Die meisten Feriengäste Portugals zieht es ganz in den Süden des Landes, nach Lissabon oder in die Region Porto, während der Rest des Landes fast unbeachtet bleibt. Ein Glück für all jene, die lieber etwas weniger touristische Gegenden entdecken: Im Alentejo entdecken Besucher archäologische Fundstätten von Megalithen (Menhire, Dolmen, Steinkreise), gemütliche Pensionen und gute Küche. Es gibt kaum eine bessere Umgebung, um sich von der Betriebsamkeit des Alltags zu erholen, denn einer der grössten Vorzüge der Provinz Alentejo liegt in ihrer Ausdehnung: Auf einer Fläche von 27000 km² leben gerade mal eine halbe Million Menschen, was einer Dichte von 18 Einwohnern pro km² entspricht. Man kann sich also sicher sein, dass man Augenblicke der Ruhe hier ungestört geniessen kann.
Beschaulichkeit pur
Eine erste Kostprobe davon bekommt die Besuchergruppe auf dem Gut «Cantar do Grilo», dem Gästehaus von Felix Ott in Serpa: «Schauen Sie sich die Weite bei Sonnenuntergang an, und Sie fühlen sich wie in Afrika», schwärmt der Schweizer, der seit fünf Jahren im Alentejo lebt, bei einem feinen Glas Weisswein.

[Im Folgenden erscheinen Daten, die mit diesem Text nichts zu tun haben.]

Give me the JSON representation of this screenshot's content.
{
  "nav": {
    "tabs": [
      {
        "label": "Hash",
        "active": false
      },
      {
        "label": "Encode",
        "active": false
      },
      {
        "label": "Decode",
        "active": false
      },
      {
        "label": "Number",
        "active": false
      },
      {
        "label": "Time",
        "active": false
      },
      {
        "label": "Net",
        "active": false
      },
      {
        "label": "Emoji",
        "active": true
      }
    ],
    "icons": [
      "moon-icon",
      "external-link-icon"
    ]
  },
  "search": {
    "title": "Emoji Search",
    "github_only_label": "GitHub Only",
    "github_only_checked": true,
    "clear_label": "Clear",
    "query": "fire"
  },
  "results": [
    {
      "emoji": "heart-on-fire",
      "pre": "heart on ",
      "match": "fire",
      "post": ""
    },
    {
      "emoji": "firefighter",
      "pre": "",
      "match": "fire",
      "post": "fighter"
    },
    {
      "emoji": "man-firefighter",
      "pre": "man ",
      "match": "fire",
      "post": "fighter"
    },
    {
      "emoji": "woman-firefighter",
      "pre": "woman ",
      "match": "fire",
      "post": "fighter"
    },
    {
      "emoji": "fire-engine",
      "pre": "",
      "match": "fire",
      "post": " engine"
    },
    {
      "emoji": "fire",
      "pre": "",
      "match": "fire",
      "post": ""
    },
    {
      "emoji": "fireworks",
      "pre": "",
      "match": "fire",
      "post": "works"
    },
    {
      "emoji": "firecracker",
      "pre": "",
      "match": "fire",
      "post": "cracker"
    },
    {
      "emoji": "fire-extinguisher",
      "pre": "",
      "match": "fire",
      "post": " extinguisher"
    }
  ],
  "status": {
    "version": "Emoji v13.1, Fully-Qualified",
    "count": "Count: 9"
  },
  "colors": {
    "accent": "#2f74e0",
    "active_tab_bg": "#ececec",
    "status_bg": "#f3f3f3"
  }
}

Seinen Gästen bietet Felix Ott ein reiches Angebot an Aktivitäten von Wanderungen bis zu Bootsfahrten auf dem Fluss Guadiana an. Aber vor allem empfiehlt er, die friedliche Gegend zu geniessen, Pause zu machen und einmal auf jegliche Aktivität zu verzichten. Wie Felix Ott wissen viele portugiesische Landbesitzer Landwirtschaft und Tourismus gut zu kombinieren. Auf dem Landgut «Herdade da Malhadinha Nova» wird Wein angebaut, Viehzucht und ein schönes Gästehaus mit Spa und Restaurant betrieben. Für Reitbegeisterte stehen Pferde zur Verfügung, und weniger Geübte können eine Kutschenfahrt geniessen.
Königliche Residenz
Nachdem das Reisegrüppchen den Charme des Hinterlandes hinter sich gelassen hat, tauchen die Besucher in die malerische Atmosphäre des Städtchens Evora ein, das jahrhundertelang königliche Residenz war und zum Unesco-Welterbe gehört. Unbedingt besuchen sollte man die königliche Kirche Sao Francisco mit ihrem gotischen Kreuzgang und der Knochen-Kapelle voller menschlicher Gebeine und Schädel. Ein unheimlicher Ort, der die Vergänglichkeit des Lebens bewusst machen soll… ein Ziel, das ganz bestimmt nicht verfehlt wird. Ein Spaziergang durch die Ladengässchen bringt jeden auf andere Gedanken: Hier werden typische Souvenirs aus dem Alentejo angeboten. Sehr gefragt sind geschmackvolle Artikel aus Kork, so etwa Rucksäcke, Schmuck oder Portemonnaies. Das war übrigens das Geschenk für Michelle Obama anlässlich des Portugal-Besuchs des amerikanischen Präsidentenpaars. Und Barack stand in nichts nach, erstand er doch ein Kork-Halsband – für seinen Hund!